Lynn smiled suddenly. “This was an awful thing to happen to anyone, and I wish with all my heart my son didn’t have to go through such an ordeal. But sometimes it’s not necessarily a bad thing for certain people to learn they can lean on someone else once in a while.”
She was quite sure Gage would strongly disagree, but she smiled politely.
“Let me ask you something else,” Lynn went on. “Do you think I would be in the way if I stayed around town for a few days? I’m in the middle of summer vacation from school and, like you, could use a change of scenery. I was thinking about renting a condominium somewhere nearby for a week or so. It would give Gage and me a wonderful chance to catch up. What do you think?”

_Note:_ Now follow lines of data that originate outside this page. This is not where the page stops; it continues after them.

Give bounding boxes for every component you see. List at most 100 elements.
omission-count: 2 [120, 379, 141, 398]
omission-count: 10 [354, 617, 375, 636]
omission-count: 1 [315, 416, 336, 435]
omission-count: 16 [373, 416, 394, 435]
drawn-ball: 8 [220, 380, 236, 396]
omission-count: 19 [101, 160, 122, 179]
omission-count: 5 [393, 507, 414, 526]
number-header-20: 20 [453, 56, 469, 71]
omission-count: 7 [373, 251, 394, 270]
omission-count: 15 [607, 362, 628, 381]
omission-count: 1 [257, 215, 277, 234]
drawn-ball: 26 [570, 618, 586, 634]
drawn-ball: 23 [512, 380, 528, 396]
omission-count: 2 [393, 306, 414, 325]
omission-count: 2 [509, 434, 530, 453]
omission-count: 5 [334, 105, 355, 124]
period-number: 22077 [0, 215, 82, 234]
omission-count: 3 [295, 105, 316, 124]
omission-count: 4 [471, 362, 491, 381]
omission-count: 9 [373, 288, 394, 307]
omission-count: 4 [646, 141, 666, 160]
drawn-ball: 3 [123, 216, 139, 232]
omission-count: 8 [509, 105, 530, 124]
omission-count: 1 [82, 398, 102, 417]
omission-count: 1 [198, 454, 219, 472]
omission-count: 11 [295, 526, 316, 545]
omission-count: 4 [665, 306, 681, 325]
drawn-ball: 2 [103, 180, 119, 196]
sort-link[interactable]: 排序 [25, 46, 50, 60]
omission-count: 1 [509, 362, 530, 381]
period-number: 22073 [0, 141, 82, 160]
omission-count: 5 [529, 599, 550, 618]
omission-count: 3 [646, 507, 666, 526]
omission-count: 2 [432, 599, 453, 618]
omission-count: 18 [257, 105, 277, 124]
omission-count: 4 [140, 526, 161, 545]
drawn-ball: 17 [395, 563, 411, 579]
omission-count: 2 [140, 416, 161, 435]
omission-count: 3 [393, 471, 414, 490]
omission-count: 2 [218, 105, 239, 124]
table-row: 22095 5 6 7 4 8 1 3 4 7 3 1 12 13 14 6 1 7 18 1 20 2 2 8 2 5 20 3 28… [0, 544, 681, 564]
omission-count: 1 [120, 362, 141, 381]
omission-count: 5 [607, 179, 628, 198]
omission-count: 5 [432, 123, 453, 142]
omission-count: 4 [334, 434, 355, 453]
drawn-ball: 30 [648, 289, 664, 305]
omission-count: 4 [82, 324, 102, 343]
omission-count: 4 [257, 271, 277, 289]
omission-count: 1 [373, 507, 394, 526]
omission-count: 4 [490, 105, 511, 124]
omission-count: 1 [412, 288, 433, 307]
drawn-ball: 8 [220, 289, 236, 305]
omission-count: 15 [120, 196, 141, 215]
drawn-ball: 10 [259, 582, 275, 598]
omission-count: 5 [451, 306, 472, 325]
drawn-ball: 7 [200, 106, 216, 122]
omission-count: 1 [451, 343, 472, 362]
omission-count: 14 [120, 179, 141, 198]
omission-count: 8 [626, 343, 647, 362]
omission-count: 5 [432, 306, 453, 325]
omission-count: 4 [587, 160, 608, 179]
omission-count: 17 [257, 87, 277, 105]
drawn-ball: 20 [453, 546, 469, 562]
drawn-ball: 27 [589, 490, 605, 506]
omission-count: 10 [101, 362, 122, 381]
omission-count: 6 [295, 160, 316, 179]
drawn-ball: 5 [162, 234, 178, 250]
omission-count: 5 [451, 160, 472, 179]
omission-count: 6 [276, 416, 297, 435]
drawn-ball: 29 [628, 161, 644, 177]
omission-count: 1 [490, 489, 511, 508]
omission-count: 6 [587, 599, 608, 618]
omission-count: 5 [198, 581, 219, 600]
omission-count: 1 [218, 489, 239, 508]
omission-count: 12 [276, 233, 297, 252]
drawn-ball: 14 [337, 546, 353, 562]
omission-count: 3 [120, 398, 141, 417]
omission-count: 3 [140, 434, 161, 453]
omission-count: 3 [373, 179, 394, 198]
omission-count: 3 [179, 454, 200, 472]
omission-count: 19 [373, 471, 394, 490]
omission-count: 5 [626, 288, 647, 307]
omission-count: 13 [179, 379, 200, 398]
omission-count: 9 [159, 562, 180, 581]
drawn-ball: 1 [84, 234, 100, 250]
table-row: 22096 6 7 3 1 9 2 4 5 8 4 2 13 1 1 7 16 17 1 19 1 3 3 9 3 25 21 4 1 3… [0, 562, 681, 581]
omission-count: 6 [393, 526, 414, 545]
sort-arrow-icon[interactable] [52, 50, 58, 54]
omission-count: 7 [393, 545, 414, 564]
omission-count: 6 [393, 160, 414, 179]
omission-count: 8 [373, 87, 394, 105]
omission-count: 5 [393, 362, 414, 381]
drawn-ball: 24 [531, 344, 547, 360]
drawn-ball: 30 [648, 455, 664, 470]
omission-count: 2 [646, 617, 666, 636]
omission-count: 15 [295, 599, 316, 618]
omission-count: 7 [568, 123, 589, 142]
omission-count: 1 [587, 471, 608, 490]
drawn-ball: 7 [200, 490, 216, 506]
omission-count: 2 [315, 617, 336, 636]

He had a spare bedroom going unused, but she knew it wasn’t her place to offer it to Lynn. “I think you should talk to your son about it.”
“I’ll do that.”
They lapsed into silence, and after a moment Allie decided to see if Gage was ready yet.
“Excuse me for a moment and I’ll check on Gage,” she murmured to the other woman.
When she returned to his room, she found he not only had changed into a clean shirt and a pair of nylon sweats that snapped up the sides and over his casts but he had also transferred from the bed to the recliner.